Layer 2 StarkNet (via Starkware) would be where users would largely live as a Configuration layer. You would choose a registered application you wanted to install, and would install it into your StarkNet compatible wallet and all associated configuration with it. The cost becomes orders of magnitude cheaper and there is no longer a friction to adoption. And, because configuration is cheap as well, it allows apps to be developed to be more configurable by the users as opposed to one size fits all.

User guide: BYOA Starknet Decentralized App(s)

Navigate to BYOA L2 app store (link below) and connect Starknet-X or Braavos wallet to StarkNet Alpha Mainnet, then install Aave frontend client & Uniswap frontend client (mint as NFT, some minor amount of ETH for Gas fees is required)

Navigate to ETH.Limo (gateway for resolving ENS records) app page hosted on IPFS:

  1. click blue home button

  2. click wallet button (and connect your StarkNet wallet containing the BYOA NFT(s)

  3. select app NFT (app opens i-frame, click twice to switch to full screen)

Congrats you are now on your very own (literally) UNI / AAVE frontend! Connect your Ethereum wallet to use the Dapp (Layer 2 is supported as well)

BYOA NFTs put the owner in control: the user gets to decide which version of the frontend will run. Just by “installing” or “un-installing” different versions of the Dapp available on BYOA Decentralized App store (StarkNet L2 is recommended), the user will have the choice which NFT to enable - that basically then loads the frontend. This could potentially have interesting use cases, e.g. the user doesn’t like the design or UI choices from a new frontend version (minor inconvenience) or e.g. new frontend version started fingerprinting and tracking users and submitting all the collected data to the IRS or whatnot… (probably a major inconvenience)

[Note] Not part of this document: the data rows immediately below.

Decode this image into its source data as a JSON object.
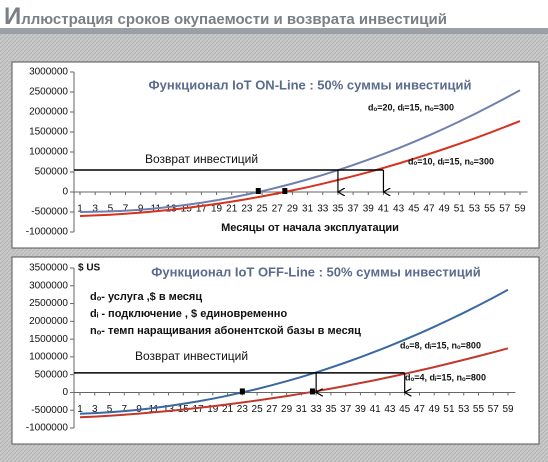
{
  "header": {
    "title": "Иллюстрация сроков окупаемости и возврата инвестиций"
  },
  "chart_data": [
    {
      "type": "line",
      "title": "Функционал IoT ON-Line : 50% суммы инвестиций",
      "x_label": "Месяцы от начала эксплуатации",
      "xlim": [
        0,
        60
      ],
      "xticks": [
        1,
        3,
        5,
        7,
        9,
        11,
        13,
        15,
        17,
        19,
        21,
        23,
        25,
        27,
        29,
        31,
        33,
        35,
        37,
        39,
        41,
        43,
        45,
        47,
        49,
        51,
        53,
        55,
        57,
        59
      ],
      "x": [
        1,
        3,
        5,
        7,
        9,
        11,
        13,
        15,
        17,
        19,
        21,
        23,
        25,
        27,
        29,
        31,
        33,
        35,
        37,
        39,
        41,
        43,
        45,
        47,
        49,
        51,
        53,
        55,
        57,
        59
      ],
      "ylim": [
        -1000000,
        3000000
      ],
      "yticks": [
        -1000000,
        -500000,
        0,
        500000,
        1000000,
        1500000,
        2000000,
        2500000,
        3000000
      ],
      "series": [
        {
          "name": "dₒ=20, dᵢ=15, nₒ=300",
          "color": "#6f80ad",
          "values": [
            -500000,
            -496000,
            -486000,
            -467000,
            -442000,
            -410000,
            -370000,
            -323000,
            -268000,
            -207000,
            -138000,
            -62000,
            21000,
            112000,
            210000,
            315000,
            427000,
            546000,
            673000,
            807000,
            948000,
            1096000,
            1252000,
            1415000,
            1585000,
            1763000,
            1947000,
            2139000,
            2338000,
            2544000
          ]
        },
        {
          "name": "dₒ=10, dᵢ=15, nₒ=300",
          "color": "#d5321f",
          "values": [
            -600000,
            -586000,
            -567000,
            -543000,
            -514000,
            -480000,
            -442000,
            -399000,
            -351000,
            -298000,
            -240000,
            -177000,
            -110000,
            -38000,
            39000,
            121000,
            208000,
            299000,
            395000,
            496000,
            602000,
            713000,
            829000,
            949000,
            1074000,
            1205000,
            1339000,
            1479000,
            1624000,
            1773000
          ]
        }
      ],
      "reference_line": {
        "y": 550000,
        "label": "Возврат инвестиций",
        "arrows_x": [
          35,
          41
        ],
        "markers_x": [
          24.5,
          28
        ]
      }
    },
    {
      "type": "line",
      "title": "Функционал IoT OFF-Line : 50% суммы инвестиций",
      "y_label": "$ US",
      "notes": [
        "dₒ- услуга ,$ в месяц",
        "dᵢ - подключение , $ единовременно",
        "nₒ- темп наращивания абонентской базы в месяц"
      ],
      "xlim": [
        0,
        60
      ],
      "xticks": [
        1,
        3,
        5,
        7,
        9,
        11,
        13,
        15,
        17,
        19,
        21,
        23,
        25,
        27,
        29,
        31,
        33,
        35,
        37,
        39,
        41,
        43,
        45,
        47,
        49,
        51,
        53,
        55,
        57,
        59
      ],
      "x": [
        1,
        3,
        5,
        7,
        9,
        11,
        13,
        15,
        17,
        19,
        21,
        23,
        25,
        27,
        29,
        31,
        33,
        35,
        37,
        39,
        41,
        43,
        45,
        47,
        49,
        51,
        53,
        55,
        57,
        59
      ],
      "ylim": [
        -1000000,
        3500000
      ],
      "yticks": [
        -1000000,
        -500000,
        0,
        500000,
        1000000,
        1500000,
        2000000,
        2500000,
        3000000,
        3500000
      ],
      "series": [
        {
          "name": "dₒ=8, dᵢ=15, nₒ=800",
          "color": "#3a68a0",
          "values": [
            -600000,
            -582000,
            -557000,
            -524000,
            -484000,
            -437000,
            -382000,
            -320000,
            -251000,
            -175000,
            -91000,
            0,
            98000,
            204000,
            317000,
            437000,
            565000,
            699000,
            841000,
            991000,
            1148000,
            1312000,
            1483000,
            1661000,
            1847000,
            2040000,
            2241000,
            2449000,
            2664000,
            2886000
          ]
        },
        {
          "name": "dₒ=4, dᵢ=15, nₒ=800",
          "color": "#c0392b",
          "values": [
            -700000,
            -678000,
            -653000,
            -625000,
            -594000,
            -559000,
            -521000,
            -480000,
            -436000,
            -388000,
            -337000,
            -283000,
            -226000,
            -166000,
            -102000,
            -35000,
            35000,
            109000,
            185000,
            265000,
            348000,
            435000,
            524000,
            617000,
            713000,
            813000,
            915000,
            1021000,
            1130000,
            1242000
          ]
        }
      ],
      "reference_line": {
        "y": 550000,
        "label": "Возврат инвестиций",
        "arrows_x": [
          33,
          45
        ],
        "markers_x": [
          23,
          32.5
        ]
      }
    }
  ]
}
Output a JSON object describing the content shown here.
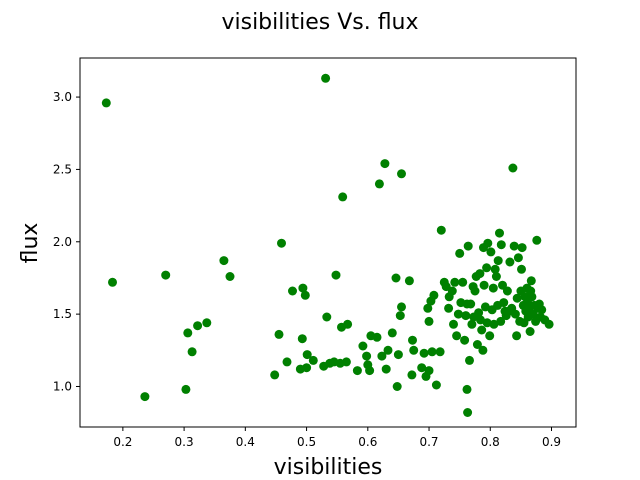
{
  "chart_data": {
    "type": "scatter",
    "title": "visibilities Vs. flux",
    "xlabel": "visibilities",
    "ylabel": "flux",
    "xlim": [
      0.13,
      0.94
    ],
    "ylim": [
      0.72,
      3.27
    ],
    "xticks": [
      0.2,
      0.3,
      0.4,
      0.5,
      0.6,
      0.7,
      0.8,
      0.9
    ],
    "xtick_labels": [
      "0.2",
      "0.3",
      "0.4",
      "0.5",
      "0.6",
      "0.7",
      "0.8",
      "0.9"
    ],
    "yticks": [
      1.0,
      1.5,
      2.0,
      2.5,
      3.0
    ],
    "ytick_labels": [
      "1.0",
      "1.5",
      "2.0",
      "2.5",
      "3.0"
    ],
    "grid": false,
    "marker_color": "#008000",
    "series": [
      {
        "points": [
          [
            0.173,
            2.96
          ],
          [
            0.183,
            1.72
          ],
          [
            0.236,
            0.93
          ],
          [
            0.27,
            1.77
          ],
          [
            0.303,
            0.98
          ],
          [
            0.306,
            1.37
          ],
          [
            0.313,
            1.24
          ],
          [
            0.322,
            1.42
          ],
          [
            0.337,
            1.44
          ],
          [
            0.365,
            1.87
          ],
          [
            0.375,
            1.76
          ],
          [
            0.448,
            1.08
          ],
          [
            0.455,
            1.36
          ],
          [
            0.459,
            1.99
          ],
          [
            0.468,
            1.17
          ],
          [
            0.477,
            1.66
          ],
          [
            0.49,
            1.12
          ],
          [
            0.493,
            1.33
          ],
          [
            0.494,
            1.68
          ],
          [
            0.498,
            1.63
          ],
          [
            0.5,
            1.13
          ],
          [
            0.501,
            1.22
          ],
          [
            0.511,
            1.18
          ],
          [
            0.528,
            1.14
          ],
          [
            0.531,
            3.13
          ],
          [
            0.533,
            1.48
          ],
          [
            0.538,
            1.16
          ],
          [
            0.545,
            1.17
          ],
          [
            0.548,
            1.77
          ],
          [
            0.555,
            1.16
          ],
          [
            0.557,
            1.41
          ],
          [
            0.559,
            2.31
          ],
          [
            0.565,
            1.17
          ],
          [
            0.567,
            1.43
          ],
          [
            0.583,
            1.11
          ],
          [
            0.592,
            1.28
          ],
          [
            0.598,
            1.21
          ],
          [
            0.6,
            1.15
          ],
          [
            0.603,
            1.11
          ],
          [
            0.605,
            1.35
          ],
          [
            0.615,
            1.34
          ],
          [
            0.619,
            2.4
          ],
          [
            0.623,
            1.21
          ],
          [
            0.628,
            2.54
          ],
          [
            0.63,
            1.12
          ],
          [
            0.633,
            1.25
          ],
          [
            0.64,
            1.37
          ],
          [
            0.646,
            1.75
          ],
          [
            0.648,
            1.0
          ],
          [
            0.65,
            1.22
          ],
          [
            0.653,
            1.49
          ],
          [
            0.655,
            2.47
          ],
          [
            0.655,
            1.55
          ],
          [
            0.668,
            1.73
          ],
          [
            0.672,
            1.08
          ],
          [
            0.673,
            1.32
          ],
          [
            0.675,
            1.25
          ],
          [
            0.688,
            1.13
          ],
          [
            0.692,
            1.23
          ],
          [
            0.695,
            1.07
          ],
          [
            0.698,
            1.54
          ],
          [
            0.7,
            1.45
          ],
          [
            0.7,
            1.11
          ],
          [
            0.703,
            1.59
          ],
          [
            0.705,
            1.24
          ],
          [
            0.708,
            1.63
          ],
          [
            0.712,
            1.01
          ],
          [
            0.718,
            1.24
          ],
          [
            0.72,
            2.08
          ],
          [
            0.725,
            1.72
          ],
          [
            0.728,
            1.69
          ],
          [
            0.732,
            1.54
          ],
          [
            0.733,
            1.62
          ],
          [
            0.738,
            1.66
          ],
          [
            0.74,
            1.43
          ],
          [
            0.742,
            1.72
          ],
          [
            0.745,
            1.35
          ],
          [
            0.748,
            1.5
          ],
          [
            0.75,
            1.92
          ],
          [
            0.752,
            1.58
          ],
          [
            0.755,
            1.72
          ],
          [
            0.758,
            1.32
          ],
          [
            0.76,
            1.49
          ],
          [
            0.762,
            1.57
          ],
          [
            0.762,
            0.98
          ],
          [
            0.763,
            0.82
          ],
          [
            0.764,
            1.97
          ],
          [
            0.766,
            1.18
          ],
          [
            0.768,
            1.57
          ],
          [
            0.77,
            1.43
          ],
          [
            0.772,
            1.69
          ],
          [
            0.773,
            1.48
          ],
          [
            0.775,
            1.66
          ],
          [
            0.777,
            1.76
          ],
          [
            0.779,
            1.29
          ],
          [
            0.781,
            1.51
          ],
          [
            0.783,
            1.78
          ],
          [
            0.784,
            1.46
          ],
          [
            0.786,
            1.39
          ],
          [
            0.788,
            1.25
          ],
          [
            0.789,
            1.96
          ],
          [
            0.79,
            1.7
          ],
          [
            0.792,
            1.55
          ],
          [
            0.794,
            1.82
          ],
          [
            0.795,
            1.44
          ],
          [
            0.796,
            1.99
          ],
          [
            0.799,
            1.35
          ],
          [
            0.801,
            1.93
          ],
          [
            0.803,
            1.53
          ],
          [
            0.805,
            1.68
          ],
          [
            0.806,
            1.43
          ],
          [
            0.808,
            1.81
          ],
          [
            0.81,
            1.76
          ],
          [
            0.812,
            1.56
          ],
          [
            0.813,
            1.87
          ],
          [
            0.815,
            2.06
          ],
          [
            0.817,
            1.45
          ],
          [
            0.818,
            1.98
          ],
          [
            0.82,
            1.7
          ],
          [
            0.822,
            1.58
          ],
          [
            0.824,
            1.52
          ],
          [
            0.826,
            1.49
          ],
          [
            0.828,
            1.66
          ],
          [
            0.83,
            1.52
          ],
          [
            0.832,
            1.86
          ],
          [
            0.835,
            1.54
          ],
          [
            0.837,
            2.51
          ],
          [
            0.839,
            1.97
          ],
          [
            0.841,
            1.5
          ],
          [
            0.843,
            1.35
          ],
          [
            0.844,
            1.61
          ],
          [
            0.846,
            1.89
          ],
          [
            0.848,
            1.45
          ],
          [
            0.85,
            1.66
          ],
          [
            0.851,
            1.81
          ],
          [
            0.852,
            1.96
          ],
          [
            0.854,
            1.56
          ],
          [
            0.855,
            1.44
          ],
          [
            0.857,
            1.62
          ],
          [
            0.858,
            1.52
          ],
          [
            0.86,
            1.68
          ],
          [
            0.861,
            1.58
          ],
          [
            0.862,
            1.48
          ],
          [
            0.863,
            1.53
          ],
          [
            0.865,
            1.38
          ],
          [
            0.866,
            1.66
          ],
          [
            0.867,
            1.73
          ],
          [
            0.868,
            1.62
          ],
          [
            0.87,
            1.5
          ],
          [
            0.872,
            1.56
          ],
          [
            0.874,
            1.45
          ],
          [
            0.876,
            2.01
          ],
          [
            0.878,
            1.54
          ],
          [
            0.88,
            1.57
          ],
          [
            0.882,
            1.48
          ],
          [
            0.884,
            1.53
          ],
          [
            0.889,
            1.46
          ],
          [
            0.896,
            1.43
          ]
        ]
      }
    ]
  }
}
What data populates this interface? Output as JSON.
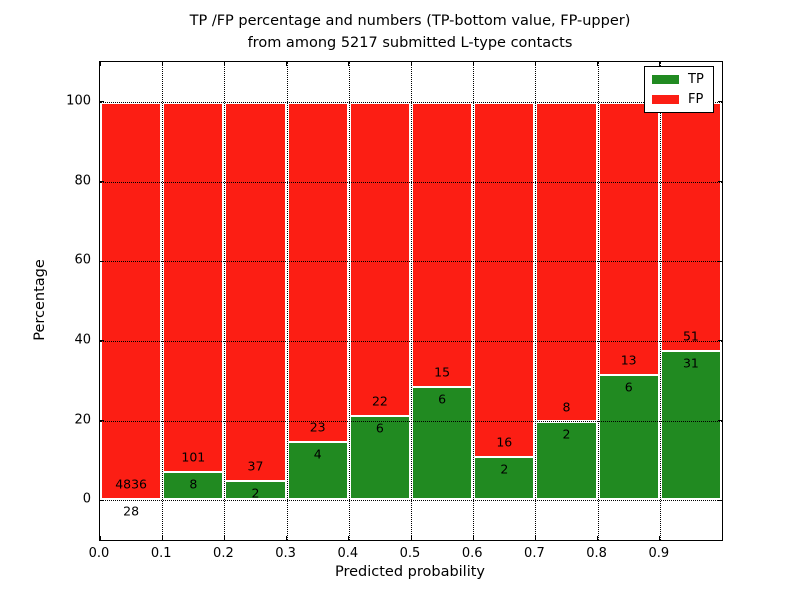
{
  "title": {
    "line1": "TP /FP percentage and numbers (TP-bottom value, FP-upper)",
    "line2": "from among 5217 submitted L-type contacts"
  },
  "colors": {
    "tp_green": "#218a21",
    "fp_red": "#fc1e14",
    "bar_edge": "#ffffff",
    "grid": "#000000",
    "background": "#ffffff"
  },
  "legend": {
    "entries": [
      {
        "label": "TP",
        "color": "#218a21"
      },
      {
        "label": "FP",
        "color": "#fc1e14"
      }
    ],
    "position": "upper right"
  },
  "chart_data": {
    "type": "bar",
    "variant": "stacked_percentage",
    "title_line1": "TP /FP percentage and numbers (TP-bottom value, FP-upper)",
    "title_line2": "from among 5217 submitted L-type contacts",
    "xlabel": "Predicted probability",
    "ylabel": "Percentage",
    "total_contacts": 5217,
    "xlim": [
      0.0,
      1.0
    ],
    "ylim": [
      -10,
      110
    ],
    "grid": "dotted",
    "bin_width": 0.1,
    "bin_starts": [
      0.0,
      0.1,
      0.2,
      0.3,
      0.4,
      0.5,
      0.6,
      0.7,
      0.8,
      0.9
    ],
    "xtick_labels": [
      "0.0",
      "0.1",
      "0.2",
      "0.3",
      "0.4",
      "0.5",
      "0.6",
      "0.7",
      "0.8",
      "0.9"
    ],
    "ytick_values": [
      0,
      20,
      40,
      60,
      80,
      100
    ],
    "ytick_labels": [
      "0",
      "20",
      "40",
      "60",
      "80",
      "100"
    ],
    "series": [
      {
        "name": "TP",
        "color": "#218a21",
        "counts": [
          28,
          8,
          2,
          4,
          6,
          6,
          2,
          2,
          6,
          31
        ]
      },
      {
        "name": "FP",
        "color": "#fc1e14",
        "counts": [
          4836,
          101,
          37,
          23,
          22,
          15,
          16,
          8,
          13,
          51
        ]
      }
    ],
    "tp_percentages": [
      0.58,
      7.34,
      5.13,
      14.81,
      21.43,
      28.57,
      11.11,
      20.0,
      31.58,
      37.8
    ]
  }
}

Please note that the BYOA apps are still in beta and at the moment it’s not possible to solve all of the problems discussed above, However, this solution is definitely a great step in the right direction - as it bypasses the inherent security risks of DNS and let users choose a frontend that doesn’t adhere to tracking and sanctioning. Custom frontends will also be possible, Mallows Team is going to opensource the contracts very soon.